Publication
Article
Author(s):
Base Anticlotting Therapy on Stroke Risk Rather than Heart Rhythm
J Am Coll Cardiol
Circulation
Eur Heart J
Making every effort to reduce the risk of stroke in patients with atrial fibrillation (AF) and using a patient’s stroke risk to guide decisions about anticoagulation therapy are among the new recommendations in the updated guidelines for the management of AF that reflect a collaborative effort by the American College of Cardiology, American Heart Association, and European Society of Cardiology and published simultaneously in 3 journals (. 2006; 48: 854-906; . 2006; 114:e257-e354; . 2006; 27:1979-2030).
AF currently ranks as the leading heart rhythm disturbance. More than 2 million Americans have been diagnosed with AF, and the condition is expected to become even more prevalent in the coming years as the population ages, the number of patients with chronic heart disease increases, and the techniques used for diagnosis continue to improve. Patients with AF are at increased risk for stroke, heart failure, and all-cause mortality—complications that disproportionately affect women.
The previous guidelines, which were published in 2001, recommended basing decisions about antithrombotic therapy on various patient characteristics—age, gender, risk for heart disease, and comorbidities. The new guidelines recommend using stroke risk (Table 1) as the predominant deciding factor.
“We focused on stroke risk, because atrial fibrillation is associated with increased long-term risk for stroke,” said Valentin Fuster, MD, PhD, of the Mount Sinai Cardiovascular Institute, New York City, who cochaired the guidelines writing committee. “About 15% to 20% of strokes occur in people with atrial fibrillation, and those strokes are especially large and disabling.”
The 2006 guidelines for antithrombotic therapy for patients with AF include a recommendation for daily prophylactic aspirin therapy in those with no stroke risk factors (Table 2). The guidelines also provide simple algorithms to help physicians determine the optimal management for individual patients.
A 3-step approach for prioritizing the objectives of patient care recommends:
• First, control the heart rate
• Next, prevent thromboembolism
• Finally, correct the rhythm disturbance, if possible.
Heart rate control is usually defined by achieving a ventricular rate of 60 to 80 beats/min at rest and of 90 to 115 beats/min during moderate exercise.

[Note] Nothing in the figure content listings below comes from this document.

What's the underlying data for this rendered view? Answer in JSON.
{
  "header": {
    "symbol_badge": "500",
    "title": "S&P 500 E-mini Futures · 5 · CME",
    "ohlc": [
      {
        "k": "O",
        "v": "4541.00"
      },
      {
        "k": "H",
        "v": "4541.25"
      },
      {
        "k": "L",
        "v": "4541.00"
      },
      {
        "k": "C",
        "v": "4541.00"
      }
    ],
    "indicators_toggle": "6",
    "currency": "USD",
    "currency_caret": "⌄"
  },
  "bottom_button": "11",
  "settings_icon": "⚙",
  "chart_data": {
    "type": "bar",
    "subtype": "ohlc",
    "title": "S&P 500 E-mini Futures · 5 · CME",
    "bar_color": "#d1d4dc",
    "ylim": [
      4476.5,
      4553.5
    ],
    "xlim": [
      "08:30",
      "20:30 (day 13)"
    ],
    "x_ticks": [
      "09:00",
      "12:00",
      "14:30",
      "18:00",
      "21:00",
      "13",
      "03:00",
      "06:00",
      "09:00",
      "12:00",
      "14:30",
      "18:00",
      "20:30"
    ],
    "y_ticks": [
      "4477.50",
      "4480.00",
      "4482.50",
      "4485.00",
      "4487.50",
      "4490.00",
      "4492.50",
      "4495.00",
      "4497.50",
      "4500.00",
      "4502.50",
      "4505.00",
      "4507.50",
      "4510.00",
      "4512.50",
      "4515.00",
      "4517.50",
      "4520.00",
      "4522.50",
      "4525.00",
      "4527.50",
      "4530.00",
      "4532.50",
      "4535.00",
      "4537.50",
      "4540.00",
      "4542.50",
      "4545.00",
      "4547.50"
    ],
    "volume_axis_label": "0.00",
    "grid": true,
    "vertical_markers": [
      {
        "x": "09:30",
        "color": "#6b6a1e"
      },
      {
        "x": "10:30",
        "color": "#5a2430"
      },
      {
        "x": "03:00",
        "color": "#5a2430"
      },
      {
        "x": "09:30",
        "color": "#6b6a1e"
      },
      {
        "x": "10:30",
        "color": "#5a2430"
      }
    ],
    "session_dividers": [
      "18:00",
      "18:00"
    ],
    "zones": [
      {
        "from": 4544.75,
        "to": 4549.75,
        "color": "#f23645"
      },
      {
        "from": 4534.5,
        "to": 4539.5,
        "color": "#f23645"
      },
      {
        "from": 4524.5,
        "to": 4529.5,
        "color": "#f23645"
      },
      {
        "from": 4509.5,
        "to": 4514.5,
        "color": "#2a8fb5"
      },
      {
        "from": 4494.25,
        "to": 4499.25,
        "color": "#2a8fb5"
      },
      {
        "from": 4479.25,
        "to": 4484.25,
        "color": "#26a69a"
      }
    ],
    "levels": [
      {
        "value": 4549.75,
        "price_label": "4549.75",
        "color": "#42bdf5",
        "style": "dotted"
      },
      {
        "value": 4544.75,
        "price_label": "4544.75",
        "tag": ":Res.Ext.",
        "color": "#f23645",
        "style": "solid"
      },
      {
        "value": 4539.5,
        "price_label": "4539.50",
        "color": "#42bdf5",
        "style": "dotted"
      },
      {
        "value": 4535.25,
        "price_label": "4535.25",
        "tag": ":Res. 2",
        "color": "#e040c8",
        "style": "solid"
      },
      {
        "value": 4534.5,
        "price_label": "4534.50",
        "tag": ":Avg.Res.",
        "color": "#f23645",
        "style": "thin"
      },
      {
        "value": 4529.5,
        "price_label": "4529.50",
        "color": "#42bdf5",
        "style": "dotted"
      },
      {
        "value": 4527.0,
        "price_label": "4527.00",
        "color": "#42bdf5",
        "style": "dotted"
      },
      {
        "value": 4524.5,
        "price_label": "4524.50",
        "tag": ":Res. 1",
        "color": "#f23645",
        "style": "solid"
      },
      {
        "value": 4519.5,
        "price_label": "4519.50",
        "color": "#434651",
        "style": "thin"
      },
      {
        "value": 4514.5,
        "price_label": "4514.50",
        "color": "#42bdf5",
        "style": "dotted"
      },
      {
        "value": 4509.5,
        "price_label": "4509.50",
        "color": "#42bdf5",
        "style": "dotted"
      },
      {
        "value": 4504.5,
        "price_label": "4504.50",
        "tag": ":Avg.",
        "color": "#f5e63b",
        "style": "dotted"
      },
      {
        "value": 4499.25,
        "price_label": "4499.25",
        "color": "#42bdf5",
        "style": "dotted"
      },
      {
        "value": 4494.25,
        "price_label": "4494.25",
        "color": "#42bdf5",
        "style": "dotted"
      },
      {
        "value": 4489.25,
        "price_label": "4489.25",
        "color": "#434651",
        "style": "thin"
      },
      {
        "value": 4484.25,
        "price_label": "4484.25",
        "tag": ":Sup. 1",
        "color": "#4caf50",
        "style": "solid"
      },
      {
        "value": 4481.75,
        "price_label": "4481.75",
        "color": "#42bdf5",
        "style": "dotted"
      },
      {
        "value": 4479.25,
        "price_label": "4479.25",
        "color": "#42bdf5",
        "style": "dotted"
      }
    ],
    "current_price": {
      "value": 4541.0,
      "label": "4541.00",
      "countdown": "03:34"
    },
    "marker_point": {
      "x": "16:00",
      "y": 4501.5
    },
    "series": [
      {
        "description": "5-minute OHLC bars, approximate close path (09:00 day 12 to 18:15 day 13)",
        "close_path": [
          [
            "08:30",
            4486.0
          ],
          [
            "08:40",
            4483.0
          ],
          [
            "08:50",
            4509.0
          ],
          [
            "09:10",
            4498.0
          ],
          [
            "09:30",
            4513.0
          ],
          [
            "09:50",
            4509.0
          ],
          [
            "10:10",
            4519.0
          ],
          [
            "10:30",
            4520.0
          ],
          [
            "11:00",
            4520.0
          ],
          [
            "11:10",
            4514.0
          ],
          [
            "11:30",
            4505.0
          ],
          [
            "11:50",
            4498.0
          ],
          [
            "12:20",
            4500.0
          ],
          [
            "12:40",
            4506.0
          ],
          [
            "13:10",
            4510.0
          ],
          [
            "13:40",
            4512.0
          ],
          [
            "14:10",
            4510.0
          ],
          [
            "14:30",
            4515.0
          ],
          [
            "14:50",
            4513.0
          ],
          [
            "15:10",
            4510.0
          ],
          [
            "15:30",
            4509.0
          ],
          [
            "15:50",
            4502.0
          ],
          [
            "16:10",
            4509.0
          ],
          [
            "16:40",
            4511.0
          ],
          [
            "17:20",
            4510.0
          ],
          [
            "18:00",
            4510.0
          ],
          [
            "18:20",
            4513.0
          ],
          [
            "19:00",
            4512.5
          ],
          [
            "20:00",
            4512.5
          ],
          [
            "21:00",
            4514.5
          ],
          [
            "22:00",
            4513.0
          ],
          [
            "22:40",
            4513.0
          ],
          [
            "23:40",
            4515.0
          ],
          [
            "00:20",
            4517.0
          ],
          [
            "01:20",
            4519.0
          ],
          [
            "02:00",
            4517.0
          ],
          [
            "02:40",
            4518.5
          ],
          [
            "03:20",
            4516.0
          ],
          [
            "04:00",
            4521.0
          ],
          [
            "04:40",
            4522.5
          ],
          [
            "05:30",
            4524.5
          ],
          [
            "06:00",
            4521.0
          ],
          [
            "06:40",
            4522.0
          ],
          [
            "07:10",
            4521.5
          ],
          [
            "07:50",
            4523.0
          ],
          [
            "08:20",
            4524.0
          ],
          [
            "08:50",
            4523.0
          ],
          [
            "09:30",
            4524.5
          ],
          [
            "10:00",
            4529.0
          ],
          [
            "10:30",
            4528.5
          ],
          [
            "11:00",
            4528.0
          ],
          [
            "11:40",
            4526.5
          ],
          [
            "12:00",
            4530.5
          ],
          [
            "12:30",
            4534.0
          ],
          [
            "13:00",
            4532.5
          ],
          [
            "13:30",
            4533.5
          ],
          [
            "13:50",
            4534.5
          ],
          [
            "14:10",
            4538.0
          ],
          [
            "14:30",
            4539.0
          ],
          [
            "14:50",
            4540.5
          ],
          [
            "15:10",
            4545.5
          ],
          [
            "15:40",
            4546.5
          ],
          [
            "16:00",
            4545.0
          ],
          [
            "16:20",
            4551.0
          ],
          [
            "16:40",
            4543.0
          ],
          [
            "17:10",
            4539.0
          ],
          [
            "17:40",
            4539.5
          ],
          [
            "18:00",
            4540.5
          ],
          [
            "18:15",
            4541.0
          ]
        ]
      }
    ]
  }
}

The new recommendations indicate that heart rate control is a reasonable therapy for elderly patients with persistent AF who also have hypertension or heart disease. In patients younger than 70 years—especially those with recurrent AF and no underlying heart disease—rhythm control may be better, first using drugs and then catheter ablation if necessary.
But Dr Fuster emphasized, “Regardless of the approach, the need for anticlotting therapy should still be based on stroke risk and not on whether proper heart rhythm is maintained.”
Also new in the 2006 guidelines is that catheter ablation is now considered “a reasonable alternative to drug therapy to treat AF in patients with little or no left atrial enlargement, and in whom drug treatments did not stop the rhythm disturbance,” Dr Fuster said.